EFEITO CREMALHEIRA
Vitor de Athayde Couto
Thales de Azevedo liderou pesquisas sobre o comportamento das famílias de imigrantes no Brasil. Se bem me lembro, ele referia-se a um certo “efeito-cremalheira”.
Esse eminente professor baiano observou que as residências dos imigrantes pesquisados apresentavam uma oposição significativa entre espaço e conforto. Seria esse o tal efeito-cremalheira? Infelizmente, não encontrei analogia a outras pesquisas que envolvem o uso do espaço, tão caro aos arquitetos e geógrafos.
Mas, em que consiste o efeito cremalheira?
Primeiro, não se trata de um fenômeno exclusivo do passado, remontando às migrações de dois séculos atrás, quando galegos, carcamanos, japoneses, alemães, sírio-libaneses, poloneses… começaram a povoar o Brasil. Em segundo lugar, esse processo parece continuar, envolvendo descendentes, inclusive nas migrações internas ou interregionais.
Antes das últimas gerações arrogantes, típicas da classe média premium pós-colonial, os primeiros imigrantes eram descendentes de camponeses europeus pobres e explorados. E famintos. Para disfarçar a pobreza, construíam casas que, apesar de precárias, tinham fachadas fake – como se diz hoje em dia. As fachadas enganavam bem. Elas sinalizavam casas bem montadas, construídas com os melhores materiais. Mas eram só fachadas.
Atualmente, basta um espaço revestido com cerâmica, capaz de abrigar, na frente da casa, um automóvel ou uma moto. Num dos cantos nunca falta a imponente e indefectível churrasqueira. Eis aí, por semelhança, o efeito cremalheira. Do meio pra trás da casa nada mais interessa. Os quartos das crianças podem ter umidade, mas, qual o problema? O plantonista do posto de saúde garante os antibióticos de uso continuado, enquanto os laboratórios, agradecidos, garantem os mimos aos doutores.
Coincidência? Pois, cremalheira, que se assemelha a uma churrasqueira premium, nada mais é do que uma haste de ferro sobre o fogo, servindo para regular a altura do pot (caldeirão) pendurado numa corrente.

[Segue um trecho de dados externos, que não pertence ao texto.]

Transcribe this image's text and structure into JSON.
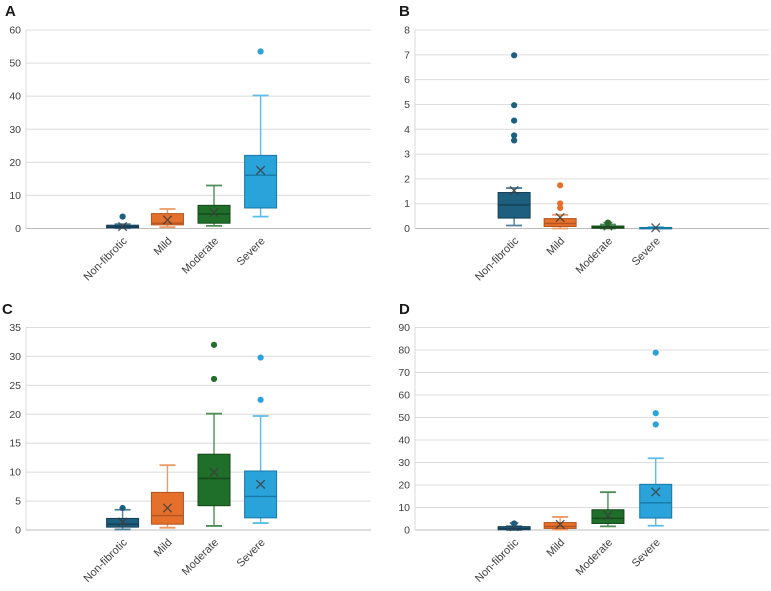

Assim, a churrasqueira – verdadeira unanimidade nacional – tornou-se o mais novo ícone que diversifica o nosso melting-pot ou caldeirão cultural. Verdadeiro monumento, a sua chaminé lembra a torre de uma igreja, diante da qual todos se curvam para adorar São Lipídio, num ambiente dos mais elevados níveis de espiritualid… ops, de triglicérides.
Neste grave momento da nossa história, o IBGE contabiliza mais igrejas do que escolas e postos de saúde (são 579,8 mil contra 264,4 mil e 247,5 mil, respectivamente). Mas nem as igrejas conseguem superar os 813,2 mil clubes de atiradores e caçadores (CAC).
Quanto às churrasqueiras, nem é preciso contar. Elas superam, juntos, todos os CAC, igrejas, escolas e postos de saúde.
Se Saint Hilaire ressuscitasse e retornasse ao Brasil, ajustaria a sua célebre frase para ficar mais próxima da realidade: “Muita churrasqueira e pouca escola os males do Brasil são.”